Molto apprezzati dai fotografi subacquei proprio per il loro modo di mettersi in
posa, per nulla intimoriti e spesso così curiosi da guardarti persino negli
occhi quando sconfini nel loro mondo, i blennidi si lasciano avvicinare quasi
sempre con una certa facilità. Mentre impazzisci a mettere a fuoco la testolina
“cornuta” (e si, questi pesci sono dotati di tentacoli sopra gli occhi, simili a
corna), avendo cura di non perdere la nitidezza e la brillantezza di uno sguardo
animale che, da solo, ti riempie l’immagine, la bavosa si pavoneggia roteando
gli occhi e guardandosi intorno come stupita.

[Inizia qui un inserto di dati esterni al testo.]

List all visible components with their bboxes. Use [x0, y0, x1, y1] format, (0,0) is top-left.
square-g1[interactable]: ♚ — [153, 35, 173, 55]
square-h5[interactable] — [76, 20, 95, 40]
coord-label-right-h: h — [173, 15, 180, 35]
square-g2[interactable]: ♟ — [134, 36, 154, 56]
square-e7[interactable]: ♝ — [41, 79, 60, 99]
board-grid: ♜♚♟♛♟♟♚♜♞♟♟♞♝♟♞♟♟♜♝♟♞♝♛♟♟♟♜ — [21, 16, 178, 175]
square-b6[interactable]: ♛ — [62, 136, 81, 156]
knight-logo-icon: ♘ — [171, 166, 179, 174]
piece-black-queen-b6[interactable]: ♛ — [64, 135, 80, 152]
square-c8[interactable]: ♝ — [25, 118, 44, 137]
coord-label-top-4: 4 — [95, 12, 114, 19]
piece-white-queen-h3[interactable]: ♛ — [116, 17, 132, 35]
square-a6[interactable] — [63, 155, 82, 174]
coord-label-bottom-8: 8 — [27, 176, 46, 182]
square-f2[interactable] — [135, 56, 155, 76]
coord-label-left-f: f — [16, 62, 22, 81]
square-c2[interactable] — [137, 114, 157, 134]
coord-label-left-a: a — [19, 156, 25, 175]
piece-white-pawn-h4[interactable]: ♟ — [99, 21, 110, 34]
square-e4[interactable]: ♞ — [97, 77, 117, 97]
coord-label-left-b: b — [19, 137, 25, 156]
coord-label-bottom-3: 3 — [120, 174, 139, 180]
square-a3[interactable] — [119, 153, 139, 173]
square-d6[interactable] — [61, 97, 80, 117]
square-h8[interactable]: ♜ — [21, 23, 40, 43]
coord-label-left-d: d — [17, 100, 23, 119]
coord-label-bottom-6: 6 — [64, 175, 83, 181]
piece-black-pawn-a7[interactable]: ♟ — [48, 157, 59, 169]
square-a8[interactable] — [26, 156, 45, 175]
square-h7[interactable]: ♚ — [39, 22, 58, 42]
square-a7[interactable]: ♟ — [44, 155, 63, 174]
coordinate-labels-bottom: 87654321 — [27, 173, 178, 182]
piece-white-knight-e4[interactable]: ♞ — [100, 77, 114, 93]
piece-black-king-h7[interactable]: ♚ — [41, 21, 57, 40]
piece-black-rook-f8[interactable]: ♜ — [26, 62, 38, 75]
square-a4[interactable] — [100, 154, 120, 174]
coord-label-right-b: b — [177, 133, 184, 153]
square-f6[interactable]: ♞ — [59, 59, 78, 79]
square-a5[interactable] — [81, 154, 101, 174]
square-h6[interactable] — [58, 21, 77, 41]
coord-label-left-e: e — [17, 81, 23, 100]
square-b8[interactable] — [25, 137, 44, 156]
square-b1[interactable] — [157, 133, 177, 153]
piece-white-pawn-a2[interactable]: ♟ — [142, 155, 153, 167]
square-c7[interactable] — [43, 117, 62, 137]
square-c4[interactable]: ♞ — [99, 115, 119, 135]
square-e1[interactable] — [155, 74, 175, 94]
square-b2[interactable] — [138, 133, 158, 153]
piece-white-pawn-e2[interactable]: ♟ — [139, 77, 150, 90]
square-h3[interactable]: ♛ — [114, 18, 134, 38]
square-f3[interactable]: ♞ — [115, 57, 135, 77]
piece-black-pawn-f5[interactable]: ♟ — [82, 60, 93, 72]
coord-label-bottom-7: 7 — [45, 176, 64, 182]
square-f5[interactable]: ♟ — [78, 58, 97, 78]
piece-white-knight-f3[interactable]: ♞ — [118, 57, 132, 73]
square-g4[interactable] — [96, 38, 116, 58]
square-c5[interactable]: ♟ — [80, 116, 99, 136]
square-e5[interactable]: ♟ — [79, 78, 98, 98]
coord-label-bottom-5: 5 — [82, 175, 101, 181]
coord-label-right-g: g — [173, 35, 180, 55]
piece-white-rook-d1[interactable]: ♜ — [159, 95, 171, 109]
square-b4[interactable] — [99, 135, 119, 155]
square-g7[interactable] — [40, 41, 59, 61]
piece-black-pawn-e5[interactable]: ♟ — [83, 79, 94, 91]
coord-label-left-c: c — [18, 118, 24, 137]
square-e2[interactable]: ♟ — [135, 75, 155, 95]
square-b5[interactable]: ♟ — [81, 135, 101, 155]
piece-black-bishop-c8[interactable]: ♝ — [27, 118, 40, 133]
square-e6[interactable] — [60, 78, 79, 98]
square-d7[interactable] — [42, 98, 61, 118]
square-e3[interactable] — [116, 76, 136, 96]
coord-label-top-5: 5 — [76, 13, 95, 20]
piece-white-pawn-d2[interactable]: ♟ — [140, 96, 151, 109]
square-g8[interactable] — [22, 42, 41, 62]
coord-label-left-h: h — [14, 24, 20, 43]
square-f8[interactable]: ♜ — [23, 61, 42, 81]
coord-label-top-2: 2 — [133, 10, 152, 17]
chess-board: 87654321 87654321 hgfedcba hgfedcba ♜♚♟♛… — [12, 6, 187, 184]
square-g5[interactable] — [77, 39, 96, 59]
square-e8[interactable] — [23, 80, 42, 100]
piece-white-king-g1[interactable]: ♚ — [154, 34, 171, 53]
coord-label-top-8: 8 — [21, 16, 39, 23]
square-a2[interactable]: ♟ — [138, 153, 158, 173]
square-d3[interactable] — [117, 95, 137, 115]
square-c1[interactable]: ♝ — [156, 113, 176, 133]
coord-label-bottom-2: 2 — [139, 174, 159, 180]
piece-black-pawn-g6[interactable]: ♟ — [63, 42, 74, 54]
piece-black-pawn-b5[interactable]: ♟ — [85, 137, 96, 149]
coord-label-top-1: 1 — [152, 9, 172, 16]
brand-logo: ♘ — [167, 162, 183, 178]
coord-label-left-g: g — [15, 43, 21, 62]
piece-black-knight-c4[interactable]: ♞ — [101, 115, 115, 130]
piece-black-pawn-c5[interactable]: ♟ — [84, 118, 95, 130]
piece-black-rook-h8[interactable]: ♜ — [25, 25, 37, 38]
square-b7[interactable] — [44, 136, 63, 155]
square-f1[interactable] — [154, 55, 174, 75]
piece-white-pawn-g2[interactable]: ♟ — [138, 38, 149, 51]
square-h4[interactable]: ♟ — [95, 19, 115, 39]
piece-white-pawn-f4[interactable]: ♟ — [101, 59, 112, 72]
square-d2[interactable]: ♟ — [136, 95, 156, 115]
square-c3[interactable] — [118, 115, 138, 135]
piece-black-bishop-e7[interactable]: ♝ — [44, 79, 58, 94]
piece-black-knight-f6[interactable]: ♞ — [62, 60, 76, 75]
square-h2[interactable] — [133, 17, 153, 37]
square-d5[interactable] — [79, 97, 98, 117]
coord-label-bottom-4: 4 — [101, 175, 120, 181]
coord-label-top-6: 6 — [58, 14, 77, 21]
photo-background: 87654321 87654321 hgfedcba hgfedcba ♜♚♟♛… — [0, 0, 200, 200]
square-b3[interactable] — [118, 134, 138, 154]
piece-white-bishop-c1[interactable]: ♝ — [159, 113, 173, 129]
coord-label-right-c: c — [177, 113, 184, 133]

Ancora una volta la fotografia naturalistica, anche sott’acqua, viene in aiuto
nello studio del mondo animale. E i fotografi mossi da questa passione usano la
fotocamera per conoscere, oltre cha per costruire immagini significative ed
esaltanti graficamente.
I blennidi, ai quali ho dedicato negli anni molte delle ore passate sott’acqua,
sono piccoli pesci bentonici, che vivono nella zona intertidale e litorale. Se
ne conoscono più di 650 specie distribuite in tutto il mondo e una ventina di
queste sono presenti nel Mar Mediterraneo.
Il fotosub apprezza solitamente i blennidi della fascia tropicale del pianeta,
per una serie di motivi che possono essere brevemente riassunti nel colore,
ovviamente più vario e sgargiante, e nel fatto che solitamente anche l’ambente
di vita scelto dal pesciolino è particolarmente bello e interessante. I blennidi
del Mediterraneo, ai quali in queste righe rivolgeremo invece la nostra
attenzione di subacquei motivati, sono caratterizzati da livree forse meno
appariscenti, ma a mio avviso sempre molto eleganti e oserei dire discrete.
Inoltre vivono sovente in ambienti poco frequentati dai subacquei, vuoi per la
scarsa profondità, vuoi per il contesto generale in cui reperirli (un fondale di
sabbia o detrito è infatti solitamente trascurato dai più), apparentemente
monotono; ciò le rende soggetti del tutto occasionali per il fotografo subacqueo
dedicato al Mediterraneo (salvo qualche specie).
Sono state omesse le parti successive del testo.